I'm pretty sure that means that the Amex is contactless, you can just wave or tap over a terminal and pay. I just recently read here that the Amex with contactless has a matte plastic back vs metal, like the non contactless version.
I wonder if that means the Chase card is contactless as well? Or if they just use a different version/brand/model chip?
The contact only Platinum doesn't have a metal back; it is actually transparent, back printed plastic. The magstripe is part of the plastic back panel.
My Amex Platinum uses an eight point contact like Chase.
No, it doesn't. Look closer. In that photo the Amex is a 6-contact chip and the Chase is an 8-contact chip (if you don't know what you're looking for, it actually would give the appearance of having 10 - not 8 - unique segments, but 4 of them are not defined or connected to anything - they're purely decorative, there are only 6 actual contacts - which is why the chip is placed slightly higher on the card than on an 8-contact chip of the same size - so the six actual contacts line up correctly).
Until recently, contactless required a larger contact pad, but not necessarily 8 contacts.

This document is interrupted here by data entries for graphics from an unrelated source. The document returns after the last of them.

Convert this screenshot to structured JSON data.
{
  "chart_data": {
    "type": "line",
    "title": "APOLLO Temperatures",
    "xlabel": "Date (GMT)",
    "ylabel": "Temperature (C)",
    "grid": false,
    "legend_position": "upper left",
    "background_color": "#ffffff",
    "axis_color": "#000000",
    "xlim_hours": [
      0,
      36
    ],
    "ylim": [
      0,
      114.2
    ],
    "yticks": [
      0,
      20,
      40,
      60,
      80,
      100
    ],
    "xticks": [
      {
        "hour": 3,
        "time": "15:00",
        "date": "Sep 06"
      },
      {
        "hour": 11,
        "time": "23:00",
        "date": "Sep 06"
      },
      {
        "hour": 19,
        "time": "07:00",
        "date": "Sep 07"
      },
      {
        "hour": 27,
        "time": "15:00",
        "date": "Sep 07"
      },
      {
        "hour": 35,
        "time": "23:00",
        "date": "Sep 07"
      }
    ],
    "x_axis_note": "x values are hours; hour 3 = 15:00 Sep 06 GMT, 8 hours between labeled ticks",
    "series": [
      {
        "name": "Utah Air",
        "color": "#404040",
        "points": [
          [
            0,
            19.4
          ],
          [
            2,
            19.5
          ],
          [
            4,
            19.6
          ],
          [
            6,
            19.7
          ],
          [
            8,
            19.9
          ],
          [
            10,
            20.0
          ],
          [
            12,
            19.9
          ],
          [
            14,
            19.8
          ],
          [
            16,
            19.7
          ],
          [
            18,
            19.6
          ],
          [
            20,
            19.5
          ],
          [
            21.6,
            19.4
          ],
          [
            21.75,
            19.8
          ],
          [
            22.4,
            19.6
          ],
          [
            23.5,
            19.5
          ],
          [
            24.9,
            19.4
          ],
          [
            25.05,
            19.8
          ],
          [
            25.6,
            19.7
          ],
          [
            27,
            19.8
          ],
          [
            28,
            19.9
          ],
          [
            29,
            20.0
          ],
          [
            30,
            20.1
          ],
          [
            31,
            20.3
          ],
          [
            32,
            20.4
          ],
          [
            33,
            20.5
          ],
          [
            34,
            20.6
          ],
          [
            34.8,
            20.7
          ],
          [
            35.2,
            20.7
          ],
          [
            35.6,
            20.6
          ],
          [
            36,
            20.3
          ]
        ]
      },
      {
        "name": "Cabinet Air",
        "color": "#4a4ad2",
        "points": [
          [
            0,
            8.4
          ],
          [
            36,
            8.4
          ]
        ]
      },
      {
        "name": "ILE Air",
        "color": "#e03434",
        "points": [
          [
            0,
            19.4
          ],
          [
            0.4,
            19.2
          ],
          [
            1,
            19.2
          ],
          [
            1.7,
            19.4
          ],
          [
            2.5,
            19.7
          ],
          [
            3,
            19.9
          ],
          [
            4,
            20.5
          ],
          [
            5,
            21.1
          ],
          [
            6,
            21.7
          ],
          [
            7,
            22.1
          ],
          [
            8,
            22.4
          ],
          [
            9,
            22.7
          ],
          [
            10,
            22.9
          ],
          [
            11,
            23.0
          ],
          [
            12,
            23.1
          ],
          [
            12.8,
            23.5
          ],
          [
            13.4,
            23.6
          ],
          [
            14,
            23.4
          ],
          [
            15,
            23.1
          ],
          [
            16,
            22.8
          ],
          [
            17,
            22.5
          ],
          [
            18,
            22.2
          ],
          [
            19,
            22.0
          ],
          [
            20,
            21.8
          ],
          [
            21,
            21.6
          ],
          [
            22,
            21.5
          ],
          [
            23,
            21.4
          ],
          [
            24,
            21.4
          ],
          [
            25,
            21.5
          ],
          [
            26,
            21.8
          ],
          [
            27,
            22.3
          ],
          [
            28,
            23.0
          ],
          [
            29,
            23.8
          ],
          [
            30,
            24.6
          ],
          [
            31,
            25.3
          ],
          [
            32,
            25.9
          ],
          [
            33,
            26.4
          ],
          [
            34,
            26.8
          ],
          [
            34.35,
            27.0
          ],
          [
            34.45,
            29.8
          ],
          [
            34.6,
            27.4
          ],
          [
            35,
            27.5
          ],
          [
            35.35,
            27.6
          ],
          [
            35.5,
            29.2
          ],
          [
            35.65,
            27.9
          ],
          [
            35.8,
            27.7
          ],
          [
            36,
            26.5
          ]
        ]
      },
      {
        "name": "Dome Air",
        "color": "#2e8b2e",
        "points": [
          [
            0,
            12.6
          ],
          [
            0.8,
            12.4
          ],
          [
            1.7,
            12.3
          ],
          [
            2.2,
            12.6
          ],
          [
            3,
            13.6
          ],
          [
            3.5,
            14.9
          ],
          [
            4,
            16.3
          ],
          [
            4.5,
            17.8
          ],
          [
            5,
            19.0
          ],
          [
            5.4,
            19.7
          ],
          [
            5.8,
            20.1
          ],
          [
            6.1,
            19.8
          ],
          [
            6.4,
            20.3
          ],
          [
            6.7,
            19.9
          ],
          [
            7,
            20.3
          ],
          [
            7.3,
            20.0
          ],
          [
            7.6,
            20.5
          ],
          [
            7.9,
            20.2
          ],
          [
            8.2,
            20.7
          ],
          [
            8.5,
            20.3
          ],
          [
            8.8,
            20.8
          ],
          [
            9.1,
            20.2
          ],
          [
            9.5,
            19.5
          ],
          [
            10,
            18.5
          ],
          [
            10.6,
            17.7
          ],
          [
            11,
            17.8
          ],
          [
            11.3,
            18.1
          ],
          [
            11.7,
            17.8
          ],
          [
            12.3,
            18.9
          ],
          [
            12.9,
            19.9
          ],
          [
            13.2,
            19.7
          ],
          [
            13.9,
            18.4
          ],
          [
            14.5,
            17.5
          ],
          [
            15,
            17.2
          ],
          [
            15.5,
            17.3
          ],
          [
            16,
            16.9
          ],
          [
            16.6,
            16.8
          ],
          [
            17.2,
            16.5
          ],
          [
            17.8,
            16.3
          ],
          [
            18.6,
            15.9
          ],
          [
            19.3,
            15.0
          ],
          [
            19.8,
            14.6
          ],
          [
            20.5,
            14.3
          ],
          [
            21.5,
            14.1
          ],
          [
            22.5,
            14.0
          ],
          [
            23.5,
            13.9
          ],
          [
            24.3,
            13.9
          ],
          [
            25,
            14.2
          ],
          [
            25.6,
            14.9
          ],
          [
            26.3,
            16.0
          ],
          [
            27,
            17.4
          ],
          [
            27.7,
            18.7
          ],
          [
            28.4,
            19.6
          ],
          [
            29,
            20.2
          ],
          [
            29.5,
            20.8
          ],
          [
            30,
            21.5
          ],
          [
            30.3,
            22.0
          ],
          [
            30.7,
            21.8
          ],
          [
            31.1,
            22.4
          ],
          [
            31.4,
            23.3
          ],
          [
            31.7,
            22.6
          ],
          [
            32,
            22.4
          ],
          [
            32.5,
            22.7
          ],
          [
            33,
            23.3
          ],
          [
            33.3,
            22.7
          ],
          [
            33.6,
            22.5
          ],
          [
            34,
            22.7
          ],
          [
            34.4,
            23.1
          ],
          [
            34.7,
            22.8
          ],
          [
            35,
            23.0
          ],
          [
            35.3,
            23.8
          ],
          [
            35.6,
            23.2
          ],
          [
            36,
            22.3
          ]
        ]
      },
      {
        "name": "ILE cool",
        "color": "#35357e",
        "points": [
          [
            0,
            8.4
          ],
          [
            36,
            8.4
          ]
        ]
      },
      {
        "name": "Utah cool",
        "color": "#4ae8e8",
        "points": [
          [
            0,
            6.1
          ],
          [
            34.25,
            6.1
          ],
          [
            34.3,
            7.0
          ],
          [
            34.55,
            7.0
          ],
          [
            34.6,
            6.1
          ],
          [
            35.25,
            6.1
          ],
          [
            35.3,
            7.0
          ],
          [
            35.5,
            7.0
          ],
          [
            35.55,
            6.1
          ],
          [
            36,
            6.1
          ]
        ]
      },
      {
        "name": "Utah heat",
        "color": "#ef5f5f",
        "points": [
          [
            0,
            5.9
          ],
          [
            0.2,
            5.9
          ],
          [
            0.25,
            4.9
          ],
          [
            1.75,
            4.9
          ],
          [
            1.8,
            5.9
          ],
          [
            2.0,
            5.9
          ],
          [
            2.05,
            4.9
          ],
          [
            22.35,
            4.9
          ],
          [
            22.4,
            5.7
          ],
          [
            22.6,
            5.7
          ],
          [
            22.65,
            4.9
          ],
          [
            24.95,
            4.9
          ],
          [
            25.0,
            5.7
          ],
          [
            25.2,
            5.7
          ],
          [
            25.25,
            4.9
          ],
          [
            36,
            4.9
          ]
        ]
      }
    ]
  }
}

8 contacts are needed for programming certain OSes, though I can't remember off the life of me which ones. Once the card is delivered to you, the difference is irrelevant.
The contacts, and their position are standardised by ISO 7810-1.
However the standards only define a minimum area for the contacts and their seperation, so vendors sometimes use that leeway to incoperate logos or other art into the contacts (HID does this, and ZietControls used to.) The top six pins handle almost everything the card will ever do, Two of them are power, two are data, and the remaining two are reset (think reboot) and programming power (mostly not used now, older technologies needed higher voltage to write).
The bottom two pins are reserved for per-vendor functions, and are usually either not connected internally, or are connected, but have no function. The notable exception is some cards that support USB, and can use a simple passive adapter instaed of a real reader (this is not typically not used for payment cards)
Some intersting things to note, both saphires used 8 pin contacts, but they are from different manufacturers, and the CSR looks more angular. Amex seems to have embedded a 6 pin contact into a larger structure for the platinum, possibly to avoid issues with the contacts touching the metal card, or simply as a design choice.
Speaking of Amex, the everyday line is made of clear plastic, so you can see the back of the die, as well as the contact bonding points. If you use a maginfiying glass, you can also see the miniscule gold bond wires. (The everyday has a more 'scalloped' look to it's contacts)
I was told before that the extra two are used by Chase ATM's. Their debit cards are 8-pin as well.
How am I supposed to go to the strip club with my fake AMEX Centurion with the chip if y'all posting pics of the latest technology?
Got to find a new way to be a player the day after I thought I was up-to-date.